AR – É um dos temas em que se diz que é possível mudar, criar um limite de doações, por exemplo, mas acho pouco provável. A sociedade hoje está atenta e não quer permitir esse tipo de dinheiro nas campanhas, pois está vendo as consequências.

Agora uma coisa que pode mudar, e que poucos acreditam, é a reeleição, que acho até que o Senado já aprovou. É um assunto que foi deixado de lado mas que pode voltar a qualquer momento.

DCM – Do ponto de vista da renovação do ambiente político, essa nova regra é um fator favorável ou desfavorável?

Com o atraso do calendário eleitoral e com a diminuição de exposição do tempo dos candidatos, parece-me que a tendência natural é impedir a renovação.
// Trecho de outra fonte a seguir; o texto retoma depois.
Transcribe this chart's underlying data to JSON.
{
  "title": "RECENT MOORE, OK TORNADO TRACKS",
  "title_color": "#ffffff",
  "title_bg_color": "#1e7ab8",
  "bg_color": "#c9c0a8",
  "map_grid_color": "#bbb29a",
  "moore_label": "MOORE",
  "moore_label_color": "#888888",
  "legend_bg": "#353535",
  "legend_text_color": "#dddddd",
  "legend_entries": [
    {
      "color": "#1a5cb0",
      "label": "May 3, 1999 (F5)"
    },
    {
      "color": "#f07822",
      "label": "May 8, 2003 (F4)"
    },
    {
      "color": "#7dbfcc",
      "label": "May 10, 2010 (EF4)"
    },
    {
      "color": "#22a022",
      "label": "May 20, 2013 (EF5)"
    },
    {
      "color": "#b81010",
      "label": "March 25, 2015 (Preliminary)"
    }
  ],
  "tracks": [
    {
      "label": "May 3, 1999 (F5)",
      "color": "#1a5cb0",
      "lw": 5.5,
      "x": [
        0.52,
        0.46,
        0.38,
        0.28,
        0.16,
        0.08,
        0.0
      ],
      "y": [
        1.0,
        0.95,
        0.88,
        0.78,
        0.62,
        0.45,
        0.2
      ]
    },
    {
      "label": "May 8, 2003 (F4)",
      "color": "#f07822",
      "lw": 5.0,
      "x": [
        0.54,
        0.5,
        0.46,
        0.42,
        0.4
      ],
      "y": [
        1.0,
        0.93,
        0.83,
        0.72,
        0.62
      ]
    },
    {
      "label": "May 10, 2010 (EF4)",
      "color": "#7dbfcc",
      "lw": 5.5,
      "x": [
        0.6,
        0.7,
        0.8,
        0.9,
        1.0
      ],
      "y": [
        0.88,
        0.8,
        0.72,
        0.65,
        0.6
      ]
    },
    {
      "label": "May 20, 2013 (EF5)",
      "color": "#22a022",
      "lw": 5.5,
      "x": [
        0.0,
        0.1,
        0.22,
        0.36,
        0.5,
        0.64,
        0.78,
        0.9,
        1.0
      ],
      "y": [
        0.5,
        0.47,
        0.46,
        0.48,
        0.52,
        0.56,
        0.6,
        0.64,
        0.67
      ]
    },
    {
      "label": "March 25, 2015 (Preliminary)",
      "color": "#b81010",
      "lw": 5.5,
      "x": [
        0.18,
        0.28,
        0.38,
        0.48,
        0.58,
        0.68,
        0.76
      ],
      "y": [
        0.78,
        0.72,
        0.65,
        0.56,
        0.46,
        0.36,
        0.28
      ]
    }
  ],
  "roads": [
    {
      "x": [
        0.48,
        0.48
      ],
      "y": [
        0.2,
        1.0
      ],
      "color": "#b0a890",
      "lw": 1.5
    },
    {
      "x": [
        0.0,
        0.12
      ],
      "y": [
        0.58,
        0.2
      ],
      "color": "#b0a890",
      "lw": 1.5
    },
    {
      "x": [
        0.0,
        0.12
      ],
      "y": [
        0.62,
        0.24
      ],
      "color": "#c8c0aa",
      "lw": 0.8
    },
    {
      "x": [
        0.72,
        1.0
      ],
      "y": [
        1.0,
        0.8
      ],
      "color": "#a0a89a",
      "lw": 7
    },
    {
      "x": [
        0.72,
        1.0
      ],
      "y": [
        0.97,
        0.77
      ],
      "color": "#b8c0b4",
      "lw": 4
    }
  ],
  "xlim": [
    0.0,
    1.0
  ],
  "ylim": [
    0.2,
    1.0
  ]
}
O eleitor acaba tendo mais facilidade em votar em quem já é conhecido ou já tem um nome tradicional. É mais fácil que fazer pesquisa na internet para saber sobre novas candidaturas e novas propostas.

O eleitor pensa: vou eleger alguém que não conheço e nunca ouvi falar ou é melhor apostar em alguém que eu já conheço e fez algo pelo meu bairro?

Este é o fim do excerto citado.